Allow a compiled Torch-TensorRT program to be saved to disk and loaded back without recompilation. The loaded program must be executable on any compatible device without importing any other model weights separately.

Export serialization workflow

Serialization Formats#

Two formats are supported:

torch.export / ExportedProgram (.ep)#

The default format for the torch.export (AOT) workflow. The compiled torch.fx.GraphModule is wrapped in a torch.export.ExportedProgram container.

How TRT engines are stored:

  • Each compiled TRT subgraph uses the torch.ops.tensorrt.execute_engine custom op as a call_function node in the FX graph. This is serializable by the standard torch.export serialization stack.

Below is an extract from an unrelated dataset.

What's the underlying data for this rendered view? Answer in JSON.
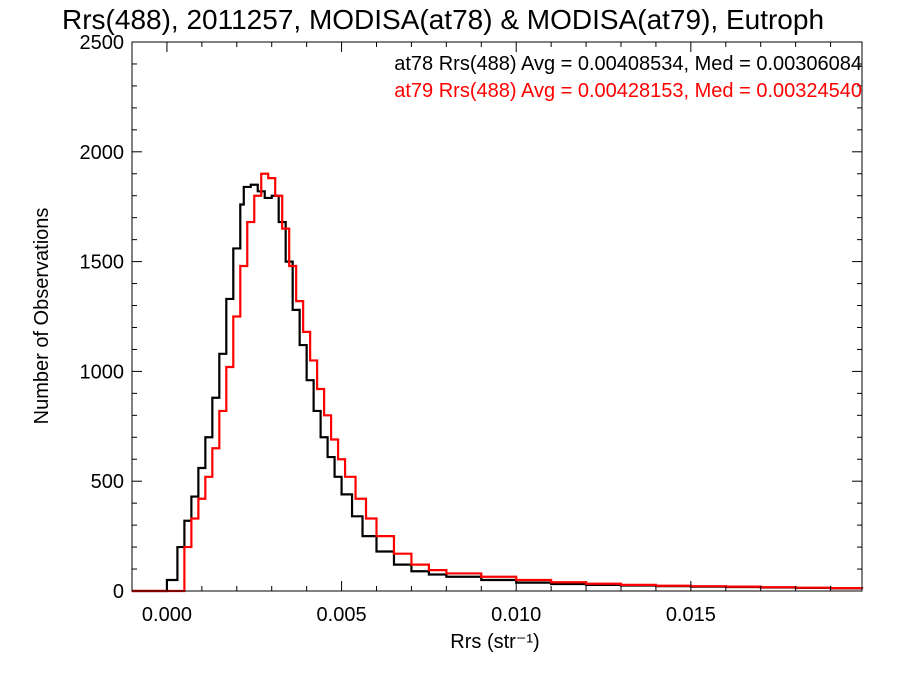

  • TRT engine bytes are serialized as tensor attributes in the ExportedProgram package. Input/output structures are captured as PyTrees.

# Save
torch_tensorrt.save(trt_gm, "model.ep", arg_inputs=inputs)

# Load (no recompilation)
trt_gm = torch_tensorrt.load("model.ep")
output = trt_gm(*inputs)

Note

The C++ runtime is required for ExportedProgram serialization. The Python runtime does not support this format.

AOTInductor (.so)#

TRT engines can be embedded into an AOTInductor-generated shared library alongside TorchInductor-compiled Triton kernels. The result is deployable without Python — only libtorchtrt_runtime.so is needed at runtime:

torch._export.aot_compile(
    trt_gm,
    args=inputs,
    options={"aot_inductor.output_path": "model.so"},
)

# Runtime (no Python, no PyTorch)
# load with libtorchtrt_runtime.so only

Stand-Alone TRT Engine (.trt / .engine)#

Individual TRT engines can be extracted and serialized without any PyTorch wrapper:

trt_engine_bytes = torch_tensorrt.convert_exported_program_to_trt_engine(
    exp_program, inputs=inputs
)
with open("engine.trt", "wb") as f:
    f.write(trt_engine_bytes)

These can be run with trtexec or any other TensorRT-compatible runtime.

Internal Design#

The key constraint is that call_module nodes (submodule calls) are not serializable by the standard torch.export serializer. Torch-TensorRT solves this by embedding TRT engines as call_function nodes using the custom torch.ops.tensorrt.execute_engine operator, which is serializable:

# call_function node — serializable
%execute_engine = call_function[
    target=torch.ops.tensorrt.execute_engine
](args=([%arg7_1], <TRT engine bytes>), kwargs={})

Engine bytes are stored as opaque constant attributes attached to the graph and packed into the ExportedProgram zip archive alongside the model weights.

Custom serializers (TorchTRTExportedProgramSerializer, TorchTRTSerializer) handle the execute_engine node type during torch.export serialization. Corresponding deserializers reconstruct the engine from bytes and restore the call_function node.

Versioning#

Serialized programs include the Torch-TensorRT version, TensorRT version, and target device SM capability. A compatibility check at load time warns if the serialized engine was built for a different device or library version.